07.07.2018 15:38 Ankara'da, Fetullahçı Terör Örgütü'nün (FETÖ) 15 Temmuz darbe girişimi sırasında komuta merkezi olarak kullandığı Akıncı Üssü'ndeki eylemlere ilişkin 460 sanığın yargılandığı davada, sanık savunmaları alındı.
02.07.2018 GÜNKÜ DURUŞMADA YAŞANANLAR
Ankara 4. Ağır Ceza Mahkemesince, Sincan Ceza İnfaz Kurumları Kampüsü'ndeki salonda görülen duruşmada tutuklu ve tutuksuz sanıklar ile taraf avukatları hazır bulundu.
Duruşmada, olay tarihinde Konya 3. Ana Jet Üssü'nde görev yapan MAK timi personeli eski astsubay Sedat Koçyiğit savunma yaptı.
Koçyiğit, 15 Temmuz'da sabah normal olarak mesaisine devam ettiğini, gün içerisinde normal olarak arazi eğitimine çıkış hazırlığı yaparken saat 12.00'den sonra gelen emir üzerine 4 sivil araçla 15 kişilik bir ekiple üsten çıktıklarını söyledi.
Normalde arazi eğitimlerini ya uçaktan paraşütle atlayarak ya da sivil araçlarla Beyşehir bölgesine gidip orada arazi çalışması yaparak tamamladıklarını anlatan Koçyiğit, 'O gün de sivil araçlarla üsten çıkış yaparken yine Beyşehir'e gideceğimizi sanıyordum.
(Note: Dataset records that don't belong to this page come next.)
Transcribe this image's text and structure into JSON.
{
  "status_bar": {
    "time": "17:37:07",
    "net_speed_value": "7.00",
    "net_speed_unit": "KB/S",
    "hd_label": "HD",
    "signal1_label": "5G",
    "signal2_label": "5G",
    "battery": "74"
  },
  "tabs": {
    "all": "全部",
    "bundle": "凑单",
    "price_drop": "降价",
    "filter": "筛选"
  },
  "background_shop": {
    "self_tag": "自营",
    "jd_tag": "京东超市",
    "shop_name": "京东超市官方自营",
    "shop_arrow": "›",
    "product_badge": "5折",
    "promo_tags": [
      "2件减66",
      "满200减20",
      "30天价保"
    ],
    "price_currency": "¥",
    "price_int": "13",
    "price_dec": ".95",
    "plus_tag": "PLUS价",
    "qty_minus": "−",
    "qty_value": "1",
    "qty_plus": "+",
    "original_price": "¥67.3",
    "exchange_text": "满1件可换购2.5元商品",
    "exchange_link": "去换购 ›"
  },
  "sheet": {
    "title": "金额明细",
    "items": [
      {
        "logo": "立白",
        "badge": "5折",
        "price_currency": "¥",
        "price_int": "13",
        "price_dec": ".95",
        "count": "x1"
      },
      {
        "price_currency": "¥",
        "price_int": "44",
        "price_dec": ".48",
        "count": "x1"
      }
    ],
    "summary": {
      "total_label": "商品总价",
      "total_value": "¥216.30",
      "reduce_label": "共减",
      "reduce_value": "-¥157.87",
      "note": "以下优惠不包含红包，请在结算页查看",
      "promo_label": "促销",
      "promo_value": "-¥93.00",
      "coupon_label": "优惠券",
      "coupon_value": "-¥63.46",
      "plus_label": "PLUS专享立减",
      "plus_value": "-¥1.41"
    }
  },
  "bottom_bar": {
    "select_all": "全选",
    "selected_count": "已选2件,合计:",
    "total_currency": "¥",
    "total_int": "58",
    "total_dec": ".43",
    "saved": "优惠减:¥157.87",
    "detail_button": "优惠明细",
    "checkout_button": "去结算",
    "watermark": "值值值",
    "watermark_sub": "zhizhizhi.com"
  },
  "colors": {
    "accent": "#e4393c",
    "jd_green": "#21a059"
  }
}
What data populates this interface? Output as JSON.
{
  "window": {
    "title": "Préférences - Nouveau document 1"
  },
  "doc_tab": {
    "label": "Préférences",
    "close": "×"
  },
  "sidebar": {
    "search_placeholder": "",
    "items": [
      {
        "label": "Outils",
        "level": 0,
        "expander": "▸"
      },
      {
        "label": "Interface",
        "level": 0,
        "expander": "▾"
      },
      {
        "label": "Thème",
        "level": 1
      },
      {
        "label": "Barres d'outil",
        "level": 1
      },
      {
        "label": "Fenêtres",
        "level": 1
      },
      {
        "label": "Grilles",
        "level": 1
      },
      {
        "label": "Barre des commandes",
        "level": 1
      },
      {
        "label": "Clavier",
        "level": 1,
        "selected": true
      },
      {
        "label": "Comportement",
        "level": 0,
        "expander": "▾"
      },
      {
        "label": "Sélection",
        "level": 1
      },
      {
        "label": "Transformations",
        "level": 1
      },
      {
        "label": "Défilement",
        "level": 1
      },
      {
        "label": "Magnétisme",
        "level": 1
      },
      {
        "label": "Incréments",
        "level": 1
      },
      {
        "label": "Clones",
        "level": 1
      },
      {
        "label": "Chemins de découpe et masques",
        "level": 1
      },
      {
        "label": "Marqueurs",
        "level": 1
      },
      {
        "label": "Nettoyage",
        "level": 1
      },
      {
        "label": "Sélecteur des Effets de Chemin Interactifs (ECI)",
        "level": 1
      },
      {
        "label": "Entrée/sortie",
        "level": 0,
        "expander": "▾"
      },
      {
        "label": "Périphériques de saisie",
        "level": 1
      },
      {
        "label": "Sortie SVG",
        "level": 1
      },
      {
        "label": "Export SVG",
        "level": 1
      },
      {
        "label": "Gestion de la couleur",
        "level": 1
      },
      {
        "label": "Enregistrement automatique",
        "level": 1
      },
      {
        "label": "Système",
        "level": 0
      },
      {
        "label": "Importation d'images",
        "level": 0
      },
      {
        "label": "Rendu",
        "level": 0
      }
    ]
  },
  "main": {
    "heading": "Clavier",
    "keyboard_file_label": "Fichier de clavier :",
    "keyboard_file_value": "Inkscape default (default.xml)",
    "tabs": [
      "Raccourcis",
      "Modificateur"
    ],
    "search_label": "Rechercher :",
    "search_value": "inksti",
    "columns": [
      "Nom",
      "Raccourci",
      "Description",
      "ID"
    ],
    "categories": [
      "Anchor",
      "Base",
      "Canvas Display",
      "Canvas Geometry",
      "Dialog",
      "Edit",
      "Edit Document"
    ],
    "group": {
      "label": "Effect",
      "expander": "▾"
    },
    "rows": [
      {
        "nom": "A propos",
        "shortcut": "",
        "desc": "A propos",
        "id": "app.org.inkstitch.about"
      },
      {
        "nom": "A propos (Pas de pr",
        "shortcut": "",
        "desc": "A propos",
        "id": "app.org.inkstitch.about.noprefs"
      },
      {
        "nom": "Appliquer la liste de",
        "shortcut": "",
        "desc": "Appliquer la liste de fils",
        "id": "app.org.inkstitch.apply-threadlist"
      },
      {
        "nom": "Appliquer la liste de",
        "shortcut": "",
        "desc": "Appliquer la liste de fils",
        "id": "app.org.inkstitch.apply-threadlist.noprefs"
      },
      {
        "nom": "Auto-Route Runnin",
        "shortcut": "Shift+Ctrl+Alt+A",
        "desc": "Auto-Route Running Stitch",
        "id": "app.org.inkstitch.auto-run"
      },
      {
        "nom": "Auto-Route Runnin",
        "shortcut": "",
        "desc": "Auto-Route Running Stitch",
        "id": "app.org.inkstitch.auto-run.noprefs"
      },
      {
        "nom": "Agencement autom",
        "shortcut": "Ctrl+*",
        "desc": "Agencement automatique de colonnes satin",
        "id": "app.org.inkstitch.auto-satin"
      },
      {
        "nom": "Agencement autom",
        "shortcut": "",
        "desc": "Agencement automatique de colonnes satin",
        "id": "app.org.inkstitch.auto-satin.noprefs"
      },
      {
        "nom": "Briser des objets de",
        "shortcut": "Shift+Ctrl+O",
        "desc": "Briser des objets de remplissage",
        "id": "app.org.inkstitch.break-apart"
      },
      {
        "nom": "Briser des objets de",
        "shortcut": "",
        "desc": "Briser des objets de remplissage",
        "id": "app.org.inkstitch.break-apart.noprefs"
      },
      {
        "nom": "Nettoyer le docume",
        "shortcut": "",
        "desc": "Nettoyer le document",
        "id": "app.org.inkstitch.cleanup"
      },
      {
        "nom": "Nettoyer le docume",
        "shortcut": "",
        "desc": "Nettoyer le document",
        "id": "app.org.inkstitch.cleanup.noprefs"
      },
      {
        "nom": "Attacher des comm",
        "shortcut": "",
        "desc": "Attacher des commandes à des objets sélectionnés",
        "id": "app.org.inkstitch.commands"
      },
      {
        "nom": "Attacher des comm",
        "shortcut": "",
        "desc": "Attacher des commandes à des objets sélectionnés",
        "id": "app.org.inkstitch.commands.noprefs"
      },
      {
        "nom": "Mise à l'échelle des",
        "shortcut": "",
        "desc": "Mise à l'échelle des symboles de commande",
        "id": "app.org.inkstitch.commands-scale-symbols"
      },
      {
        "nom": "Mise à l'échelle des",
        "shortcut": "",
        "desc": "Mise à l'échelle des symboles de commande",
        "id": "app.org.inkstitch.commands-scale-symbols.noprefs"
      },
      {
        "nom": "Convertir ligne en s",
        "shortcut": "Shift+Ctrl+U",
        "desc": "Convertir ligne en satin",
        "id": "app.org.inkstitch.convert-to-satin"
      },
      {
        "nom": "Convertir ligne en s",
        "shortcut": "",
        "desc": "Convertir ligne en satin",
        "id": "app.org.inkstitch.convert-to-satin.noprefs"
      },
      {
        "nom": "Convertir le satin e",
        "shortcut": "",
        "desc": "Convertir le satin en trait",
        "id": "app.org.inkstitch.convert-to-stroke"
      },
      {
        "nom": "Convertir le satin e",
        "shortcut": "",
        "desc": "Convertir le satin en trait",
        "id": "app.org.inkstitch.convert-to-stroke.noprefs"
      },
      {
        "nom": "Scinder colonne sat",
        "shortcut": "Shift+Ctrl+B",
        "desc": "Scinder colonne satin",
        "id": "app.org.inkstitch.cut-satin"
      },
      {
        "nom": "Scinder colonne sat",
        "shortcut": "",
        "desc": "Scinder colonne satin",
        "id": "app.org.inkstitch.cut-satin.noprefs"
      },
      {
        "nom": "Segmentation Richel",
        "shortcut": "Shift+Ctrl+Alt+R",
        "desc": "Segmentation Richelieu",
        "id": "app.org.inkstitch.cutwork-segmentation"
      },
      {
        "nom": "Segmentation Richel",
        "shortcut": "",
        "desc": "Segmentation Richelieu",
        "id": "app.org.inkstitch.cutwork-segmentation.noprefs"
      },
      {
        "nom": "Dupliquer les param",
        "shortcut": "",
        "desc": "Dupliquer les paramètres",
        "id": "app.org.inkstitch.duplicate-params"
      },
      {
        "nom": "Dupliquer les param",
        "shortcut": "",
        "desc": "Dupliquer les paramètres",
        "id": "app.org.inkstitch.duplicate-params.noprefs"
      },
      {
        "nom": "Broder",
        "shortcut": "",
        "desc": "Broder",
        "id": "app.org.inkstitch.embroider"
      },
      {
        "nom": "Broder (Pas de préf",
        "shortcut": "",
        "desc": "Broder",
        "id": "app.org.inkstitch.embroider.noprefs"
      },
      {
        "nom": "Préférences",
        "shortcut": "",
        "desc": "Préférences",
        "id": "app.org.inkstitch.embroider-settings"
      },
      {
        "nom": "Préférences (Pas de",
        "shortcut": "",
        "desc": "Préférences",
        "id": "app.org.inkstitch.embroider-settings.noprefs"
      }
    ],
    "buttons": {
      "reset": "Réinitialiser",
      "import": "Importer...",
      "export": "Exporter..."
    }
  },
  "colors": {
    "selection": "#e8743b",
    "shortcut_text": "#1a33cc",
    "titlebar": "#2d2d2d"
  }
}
Fakat bindiğimiz araçlar İstanbul yönüne doğru ilerlemeye başladı.' diye konuştu.
Yolda bölük komutanı eski binbaşı Gökhan Maldar tarafından İstanbul'da tatbikata katılacaklarının söylediğini belirten Koçyiğit, savunmasına şöyle devam etti:
'İstanbul'da yerini tam olarak bilmediğim ama sonradan öğrendiğime göre Kara Havacılık Birliğine giriş yaptık. Kısa bir yemek molasından sonra hazırlık yapmamız söylendi. 'Komutanlarımızın güvenliği tehlikede onların güvenliğini alacağız hemen çıkış yapacağız' dendi.
Bulunduğumuz birlikte 2 helikoptere bindirildik ve havalandık. Bir süre sonra yerini tam olarak bilmiyorum ama deniz kenarında bir düğün salonunun otoparkına iniş yaptık. Ben iniş yaptıktan sonra yanımda bir personelle indiğim helikopterin çevre emniyetini aldım.'
Koçyiğit, bir süre sonra verilen emir üzerine helikoptere tekrar binip Samandıra'daki askeri birliğe döndüklerini, sabaha karşı da Ankara'da bulunan Akıncı Üssü'ne intikal ettiklerini söyledi.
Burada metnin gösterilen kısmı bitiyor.